Ab dem 1. Januar 2019 tritt das neue Verpackungsgesetz in Kraft, das die bisherige Verpackungsverordnung ersetzt. Wie bisher werden die Händler verpflichtet sein, ihre Verpackungen zu melden und eine Abgabe zu leisten. Doch wird sich die Meldung zukünftig verschärfen und die Abgabe soll sich noch mehr am Umweltschutz orientieren.

Neue Abgabe gemessen an der Umweltverträglichkeit

Schon bisher mussten die Händler ihre Verpackungen melden und auf der Grundlage der Masse an Verpackungen wurde ein Entgelt berechnet. Diese Abgabe wird sich zukünftig zusätzlich auch an der Umweltverträglichkeit des eingesetzten Verpackungsmaterials orientieren. Je umweltfreundlicher, sortier- und recycelbarer die Verpackung ist, desto niedriger fällt auch die Abgabe aus.

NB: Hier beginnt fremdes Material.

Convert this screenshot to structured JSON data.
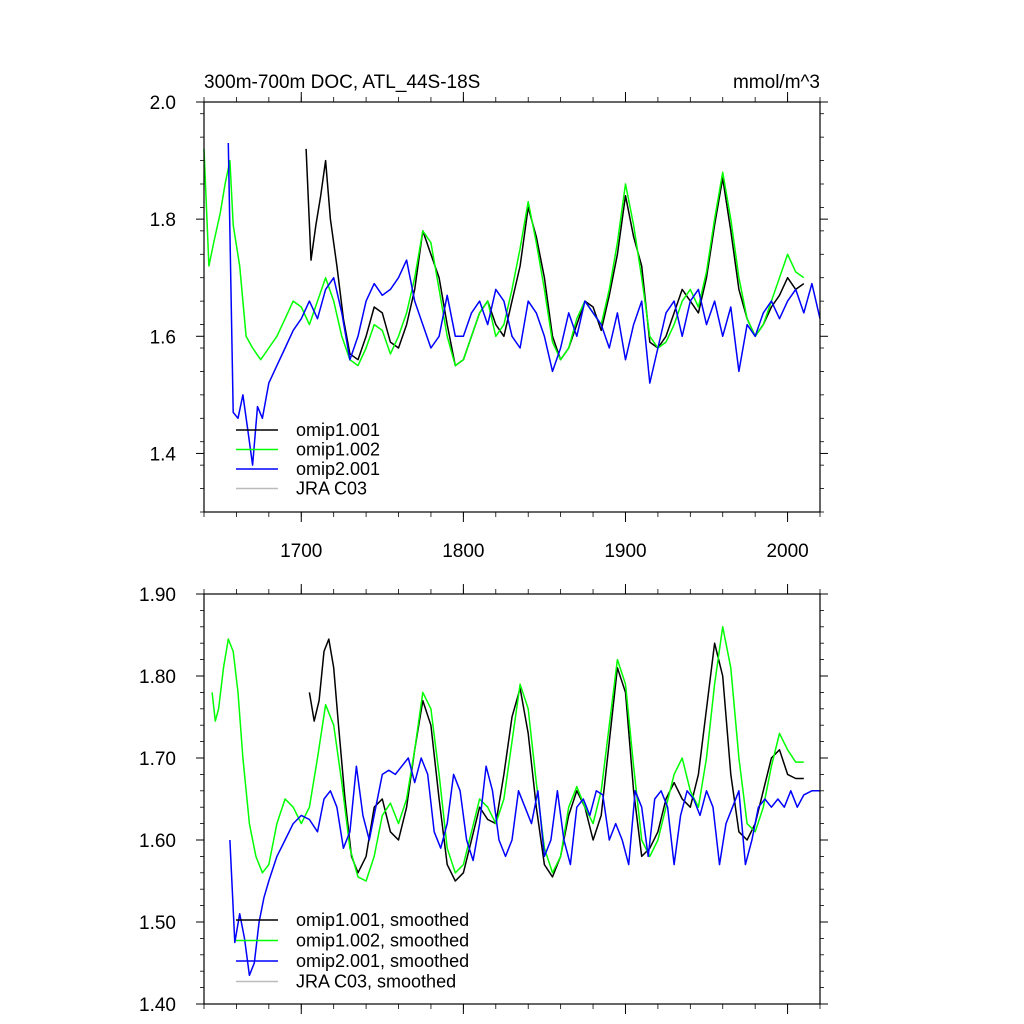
{
  "chart_data": [
    {
      "type": "line",
      "title": "300m-700m DOC, ATL_44S-18S",
      "units": "mmol/m^3",
      "xlim": [
        1640,
        2020
      ],
      "ylim": [
        1.3,
        2.0
      ],
      "yticks": [
        1.4,
        1.6,
        1.8,
        2.0
      ],
      "ytick_labels": [
        "1.4",
        "1.6",
        "1.8",
        "2.0"
      ],
      "xticks": [
        1700,
        1800,
        1900,
        2000
      ],
      "xtick_labels": [
        "1700",
        "1800",
        "1900",
        "2000"
      ],
      "legend_position": "bottom-left",
      "series": [
        {
          "name": "omip1.001",
          "color": "#000000",
          "x": [
            1703,
            1706,
            1709,
            1712,
            1715,
            1718,
            1722,
            1726,
            1730,
            1735,
            1740,
            1745,
            1750,
            1755,
            1760,
            1765,
            1770,
            1775,
            1780,
            1785,
            1790,
            1795,
            1800,
            1805,
            1810,
            1815,
            1820,
            1825,
            1830,
            1835,
            1840,
            1845,
            1850,
            1855,
            1860,
            1865,
            1870,
            1875,
            1880,
            1885,
            1890,
            1895,
            1900,
            1905,
            1910,
            1915,
            1920,
            1925,
            1930,
            1935,
            1940,
            1945,
            1950,
            1955,
            1960,
            1965,
            1970,
            1975,
            1980,
            1985,
            1990,
            1995,
            2000,
            2005,
            2010
          ],
          "y": [
            1.92,
            1.73,
            1.79,
            1.84,
            1.9,
            1.8,
            1.72,
            1.63,
            1.57,
            1.56,
            1.6,
            1.65,
            1.64,
            1.59,
            1.58,
            1.62,
            1.68,
            1.78,
            1.74,
            1.7,
            1.62,
            1.55,
            1.56,
            1.6,
            1.64,
            1.66,
            1.62,
            1.6,
            1.66,
            1.72,
            1.82,
            1.77,
            1.7,
            1.6,
            1.56,
            1.58,
            1.62,
            1.66,
            1.65,
            1.61,
            1.67,
            1.74,
            1.84,
            1.77,
            1.72,
            1.59,
            1.58,
            1.6,
            1.64,
            1.68,
            1.66,
            1.64,
            1.7,
            1.79,
            1.87,
            1.78,
            1.68,
            1.63,
            1.6,
            1.62,
            1.65,
            1.67,
            1.7,
            1.68,
            1.69
          ]
        },
        {
          "name": "omip1.002",
          "color": "#00ff00",
          "x": [
            1640,
            1643,
            1646,
            1650,
            1653,
            1656,
            1658,
            1662,
            1666,
            1670,
            1675,
            1680,
            1685,
            1690,
            1695,
            1700,
            1705,
            1710,
            1715,
            1720,
            1725,
            1730,
            1735,
            1740,
            1745,
            1750,
            1755,
            1760,
            1765,
            1770,
            1775,
            1780,
            1785,
            1790,
            1795,
            1800,
            1805,
            1810,
            1815,
            1820,
            1825,
            1830,
            1835,
            1840,
            1845,
            1850,
            1855,
            1860,
            1865,
            1870,
            1875,
            1880,
            1885,
            1890,
            1895,
            1900,
            1905,
            1910,
            1915,
            1920,
            1925,
            1930,
            1935,
            1940,
            1945,
            1950,
            1955,
            1960,
            1965,
            1970,
            1975,
            1980,
            1985,
            1990,
            1995,
            2000,
            2005,
            2010
          ],
          "y": [
            1.92,
            1.72,
            1.76,
            1.81,
            1.86,
            1.9,
            1.79,
            1.72,
            1.6,
            1.58,
            1.56,
            1.58,
            1.6,
            1.63,
            1.66,
            1.65,
            1.62,
            1.66,
            1.7,
            1.66,
            1.6,
            1.56,
            1.55,
            1.58,
            1.62,
            1.61,
            1.57,
            1.6,
            1.64,
            1.7,
            1.78,
            1.76,
            1.68,
            1.6,
            1.55,
            1.56,
            1.6,
            1.64,
            1.66,
            1.6,
            1.62,
            1.68,
            1.75,
            1.83,
            1.76,
            1.68,
            1.59,
            1.56,
            1.58,
            1.63,
            1.66,
            1.64,
            1.62,
            1.68,
            1.76,
            1.86,
            1.79,
            1.7,
            1.6,
            1.58,
            1.59,
            1.62,
            1.66,
            1.68,
            1.65,
            1.71,
            1.8,
            1.88,
            1.8,
            1.7,
            1.63,
            1.6,
            1.62,
            1.66,
            1.7,
            1.74,
            1.71,
            1.7
          ]
        },
        {
          "name": "omip2.001",
          "color": "#0000ff",
          "x": [
            1655,
            1658,
            1661,
            1664,
            1667,
            1670,
            1673,
            1676,
            1680,
            1685,
            1690,
            1695,
            1700,
            1705,
            1710,
            1715,
            1720,
            1725,
            1730,
            1735,
            1740,
            1745,
            1750,
            1755,
            1760,
            1765,
            1770,
            1775,
            1780,
            1785,
            1790,
            1795,
            1800,
            1805,
            1810,
            1815,
            1820,
            1825,
            1830,
            1835,
            1840,
            1845,
            1850,
            1855,
            1860,
            1865,
            1870,
            1875,
            1880,
            1885,
            1890,
            1895,
            1900,
            1905,
            1910,
            1915,
            1920,
            1925,
            1930,
            1935,
            1940,
            1945,
            1950,
            1955,
            1960,
            1965,
            1970,
            1975,
            1980,
            1985,
            1990,
            1995,
            2000,
            2005,
            2010,
            2015,
            2020
          ],
          "y": [
            1.93,
            1.47,
            1.46,
            1.5,
            1.44,
            1.38,
            1.48,
            1.46,
            1.52,
            1.55,
            1.58,
            1.61,
            1.63,
            1.66,
            1.63,
            1.68,
            1.7,
            1.64,
            1.56,
            1.6,
            1.66,
            1.69,
            1.67,
            1.68,
            1.7,
            1.73,
            1.66,
            1.62,
            1.58,
            1.6,
            1.67,
            1.6,
            1.6,
            1.64,
            1.66,
            1.62,
            1.68,
            1.66,
            1.6,
            1.58,
            1.66,
            1.64,
            1.6,
            1.54,
            1.58,
            1.64,
            1.6,
            1.66,
            1.64,
            1.62,
            1.58,
            1.64,
            1.56,
            1.62,
            1.66,
            1.52,
            1.58,
            1.64,
            1.66,
            1.6,
            1.66,
            1.68,
            1.62,
            1.66,
            1.6,
            1.65,
            1.54,
            1.62,
            1.6,
            1.64,
            1.66,
            1.63,
            1.66,
            1.68,
            1.64,
            1.69,
            1.63
          ]
        }
      ],
      "legend": [
        {
          "label": "omip1.001",
          "color": "#000000"
        },
        {
          "label": "omip1.002",
          "color": "#00ff00"
        },
        {
          "label": "omip2.001",
          "color": "#0000ff"
        },
        {
          "label": "JRA C03",
          "color": "#bbbbbb"
        }
      ]
    },
    {
      "type": "line",
      "title": "",
      "xlim": [
        1640,
        2020
      ],
      "ylim": [
        1.4,
        1.9
      ],
      "yticks": [
        1.4,
        1.5,
        1.6,
        1.7,
        1.8,
        1.9
      ],
      "ytick_labels": [
        "1.40",
        "1.50",
        "1.60",
        "1.70",
        "1.80",
        "1.90"
      ],
      "xticks": [
        1700,
        1800,
        1900,
        2000
      ],
      "xtick_labels": [],
      "legend_position": "bottom-left",
      "series": [
        {
          "name": "omip1.001, smoothed",
          "color": "#000000",
          "x": [
            1705,
            1708,
            1711,
            1714,
            1717,
            1720,
            1723,
            1727,
            1731,
            1735,
            1740,
            1745,
            1750,
            1755,
            1760,
            1765,
            1770,
            1775,
            1780,
            1785,
            1790,
            1795,
            1800,
            1805,
            1810,
            1815,
            1820,
            1825,
            1830,
            1835,
            1840,
            1845,
            1850,
            1855,
            1860,
            1865,
            1870,
            1875,
            1880,
            1885,
            1890,
            1895,
            1900,
            1905,
            1910,
            1915,
            1920,
            1925,
            1930,
            1935,
            1940,
            1945,
            1950,
            1955,
            1960,
            1965,
            1970,
            1975,
            1980,
            1985,
            1990,
            1995,
            2000,
            2005,
            2010
          ],
          "y": [
            1.78,
            1.745,
            1.77,
            1.83,
            1.845,
            1.81,
            1.74,
            1.65,
            1.58,
            1.56,
            1.58,
            1.64,
            1.65,
            1.61,
            1.6,
            1.64,
            1.71,
            1.77,
            1.74,
            1.65,
            1.57,
            1.55,
            1.56,
            1.6,
            1.64,
            1.625,
            1.62,
            1.68,
            1.75,
            1.785,
            1.73,
            1.64,
            1.57,
            1.555,
            1.58,
            1.63,
            1.66,
            1.64,
            1.6,
            1.63,
            1.72,
            1.81,
            1.78,
            1.66,
            1.58,
            1.59,
            1.61,
            1.65,
            1.67,
            1.65,
            1.64,
            1.68,
            1.76,
            1.84,
            1.8,
            1.68,
            1.61,
            1.6,
            1.62,
            1.66,
            1.7,
            1.71,
            1.68,
            1.675,
            1.675
          ]
        },
        {
          "name": "omip1.002, smoothed",
          "color": "#00ff00",
          "x": [
            1645,
            1647,
            1649,
            1652,
            1655,
            1658,
            1661,
            1664,
            1668,
            1672,
            1676,
            1680,
            1685,
            1690,
            1695,
            1700,
            1705,
            1710,
            1715,
            1720,
            1725,
            1730,
            1735,
            1740,
            1745,
            1750,
            1755,
            1760,
            1765,
            1770,
            1775,
            1780,
            1785,
            1790,
            1795,
            1800,
            1805,
            1810,
            1815,
            1820,
            1825,
            1830,
            1835,
            1840,
            1845,
            1850,
            1855,
            1860,
            1865,
            1870,
            1875,
            1880,
            1885,
            1890,
            1895,
            1900,
            1905,
            1910,
            1915,
            1920,
            1925,
            1930,
            1935,
            1940,
            1945,
            1950,
            1955,
            1960,
            1965,
            1970,
            1975,
            1980,
            1985,
            1990,
            1995,
            2000,
            2005,
            2010
          ],
          "y": [
            1.78,
            1.745,
            1.76,
            1.81,
            1.845,
            1.83,
            1.78,
            1.7,
            1.62,
            1.58,
            1.56,
            1.57,
            1.62,
            1.65,
            1.64,
            1.62,
            1.64,
            1.7,
            1.765,
            1.74,
            1.67,
            1.59,
            1.555,
            1.55,
            1.58,
            1.63,
            1.645,
            1.62,
            1.65,
            1.71,
            1.78,
            1.76,
            1.68,
            1.59,
            1.56,
            1.57,
            1.61,
            1.65,
            1.64,
            1.62,
            1.65,
            1.72,
            1.79,
            1.76,
            1.67,
            1.59,
            1.56,
            1.58,
            1.64,
            1.665,
            1.64,
            1.62,
            1.66,
            1.74,
            1.82,
            1.79,
            1.69,
            1.6,
            1.58,
            1.6,
            1.64,
            1.68,
            1.7,
            1.66,
            1.64,
            1.7,
            1.79,
            1.86,
            1.81,
            1.7,
            1.62,
            1.61,
            1.64,
            1.69,
            1.73,
            1.71,
            1.695,
            1.695
          ]
        },
        {
          "name": "omip2.001, smoothed",
          "color": "#0000ff",
          "x": [
            1656,
            1659,
            1662,
            1665,
            1668,
            1671,
            1674,
            1677,
            1680,
            1685,
            1690,
            1695,
            1700,
            1705,
            1710,
            1714,
            1718,
            1722,
            1726,
            1730,
            1734,
            1738,
            1742,
            1746,
            1750,
            1754,
            1758,
            1762,
            1766,
            1770,
            1774,
            1778,
            1782,
            1786,
            1790,
            1794,
            1798,
            1802,
            1806,
            1810,
            1814,
            1818,
            1822,
            1826,
            1830,
            1834,
            1838,
            1842,
            1846,
            1850,
            1854,
            1858,
            1862,
            1866,
            1870,
            1874,
            1878,
            1882,
            1886,
            1890,
            1894,
            1898,
            1902,
            1906,
            1910,
            1914,
            1918,
            1922,
            1926,
            1930,
            1934,
            1938,
            1942,
            1946,
            1950,
            1954,
            1958,
            1962,
            1966,
            1970,
            1974,
            1978,
            1982,
            1986,
            1990,
            1994,
            1998,
            2002,
            2006,
            2010,
            2015,
            2020
          ],
          "y": [
            1.6,
            1.475,
            1.51,
            1.48,
            1.435,
            1.45,
            1.5,
            1.53,
            1.55,
            1.58,
            1.6,
            1.62,
            1.63,
            1.625,
            1.61,
            1.65,
            1.66,
            1.64,
            1.59,
            1.61,
            1.69,
            1.63,
            1.6,
            1.64,
            1.68,
            1.685,
            1.68,
            1.69,
            1.7,
            1.67,
            1.7,
            1.68,
            1.61,
            1.59,
            1.62,
            1.68,
            1.66,
            1.6,
            1.575,
            1.62,
            1.69,
            1.66,
            1.6,
            1.58,
            1.6,
            1.66,
            1.64,
            1.62,
            1.66,
            1.58,
            1.6,
            1.66,
            1.6,
            1.57,
            1.64,
            1.65,
            1.63,
            1.66,
            1.655,
            1.6,
            1.62,
            1.6,
            1.57,
            1.66,
            1.64,
            1.58,
            1.65,
            1.66,
            1.64,
            1.57,
            1.63,
            1.66,
            1.65,
            1.63,
            1.66,
            1.64,
            1.57,
            1.62,
            1.64,
            1.66,
            1.57,
            1.6,
            1.64,
            1.65,
            1.64,
            1.65,
            1.64,
            1.66,
            1.64,
            1.655,
            1.66,
            1.66
          ]
        }
      ],
      "legend": [
        {
          "label": "omip1.001, smoothed",
          "color": "#000000"
        },
        {
          "label": "omip1.002, smoothed",
          "color": "#00ff00"
        },
        {
          "label": "omip2.001, smoothed",
          "color": "#0000ff"
        },
        {
          "label": "JRA C03, smoothed",
          "color": "#bbbbbb"
        }
      ]
    }
  ]
}
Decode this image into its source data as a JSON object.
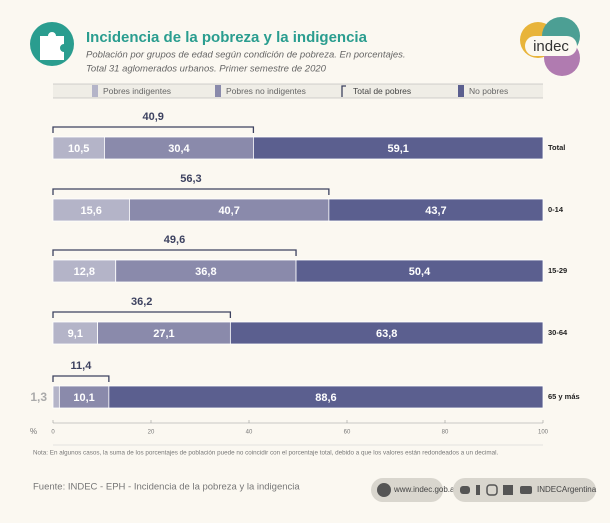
{
  "logo_text": "indec",
  "chart_data": {
    "type": "stacked-bar-horizontal",
    "title": "Incidencia de la pobreza y la indigencia",
    "subtitle": [
      "Población por grupos de edad según condición de pobreza. En porcentajes.",
      "Total 31 aglomerados urbanos. Primer semestre de 2020"
    ],
    "categories": [
      "Total",
      "0-14",
      "15-29",
      "30-64",
      "65 y más"
    ],
    "series": [
      {
        "name": "Pobres indigentes",
        "color": "#b4b4c8",
        "values": [
          10.5,
          15.6,
          12.8,
          9.1,
          1.3
        ],
        "value_labels": [
          "10,5",
          "15,6",
          "12,8",
          "9,1",
          "1,3"
        ]
      },
      {
        "name": "Pobres no indigentes",
        "color": "#8a8aab",
        "values": [
          30.4,
          40.7,
          36.8,
          27.1,
          10.1
        ],
        "value_labels": [
          "30,4",
          "40,7",
          "36,8",
          "27,1",
          "10,1"
        ]
      },
      {
        "name": "No pobres",
        "color": "#5b5f8f",
        "values": [
          59.1,
          43.7,
          50.4,
          63.8,
          88.6
        ],
        "value_labels": [
          "59,1",
          "43,7",
          "50,4",
          "63,8",
          "88,6"
        ]
      }
    ],
    "totals": {
      "name": "Total de pobres",
      "color": "#3d4260",
      "values": [
        40.9,
        56.3,
        49.6,
        36.2,
        11.4
      ],
      "value_labels": [
        "40,9",
        "56,3",
        "49,6",
        "36,2",
        "11,4"
      ]
    },
    "x_label": "%",
    "xlim": [
      0,
      100
    ],
    "xticks": [
      0,
      20,
      40,
      60,
      80,
      100
    ],
    "note": "Nota: En algunos casos, la suma de los porcentajes de población puede no coincidir con el porcentaje total, debido a que los valores están redondeados a un decimal.",
    "source": "Fuente: INDEC - EPH - Incidencia de la pobreza y la indigencia",
    "website": "www.indec.gob.ar",
    "social": "INDECArgentina"
  }
}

Einrichtung einer Zentralen Meldestelle

Durch das neue Verpackungsgesetz wird eine „Zentrale Meldestelle“ eingerichtet. Onlinehändler müssen sich nun bei dieser Zentralen Stelle registrieren, ehe sie zum ersten Mal Verpackungen in den Verkehr bringen. Diese Pflicht gilt immer dann, wenn der Hersteller des Verpackungsmaterials dieses nicht bereits vorregistrieren hat lassen. Im Rahmen des dualen Systems beteiligen sie sich dann auf Basis ihrer Meldungen an den Kosten, die für die Entsorgung und die Verwertung des dadurch entstehenden Mülls entstehen. Die Verschärfung besteht in der stärkeren Kontrolle durch die Zentrale Stelle. Bisher entzogen sich viele Händler ihrer Verantwortung, häufig auch in Unwissenheit. Durch die Veröffentlichung der gemeldeten Daten wird dies zukünftig nicht mehr so einfach möglich sein, zumal sich hier auch für die Wettbewerber mögliche Abmahnchancen ergeben.

Die Zentrale Stelle führt außerdem ein Herstellerregister. In dieses öffentlich im Web einsehbare Verzeichnis werden alle Hersteller von Verpackungsmaterial eingetragen. Hierfür müssen sie einmal jährlich alle in Umlauf gebrachten Verpackungen melden.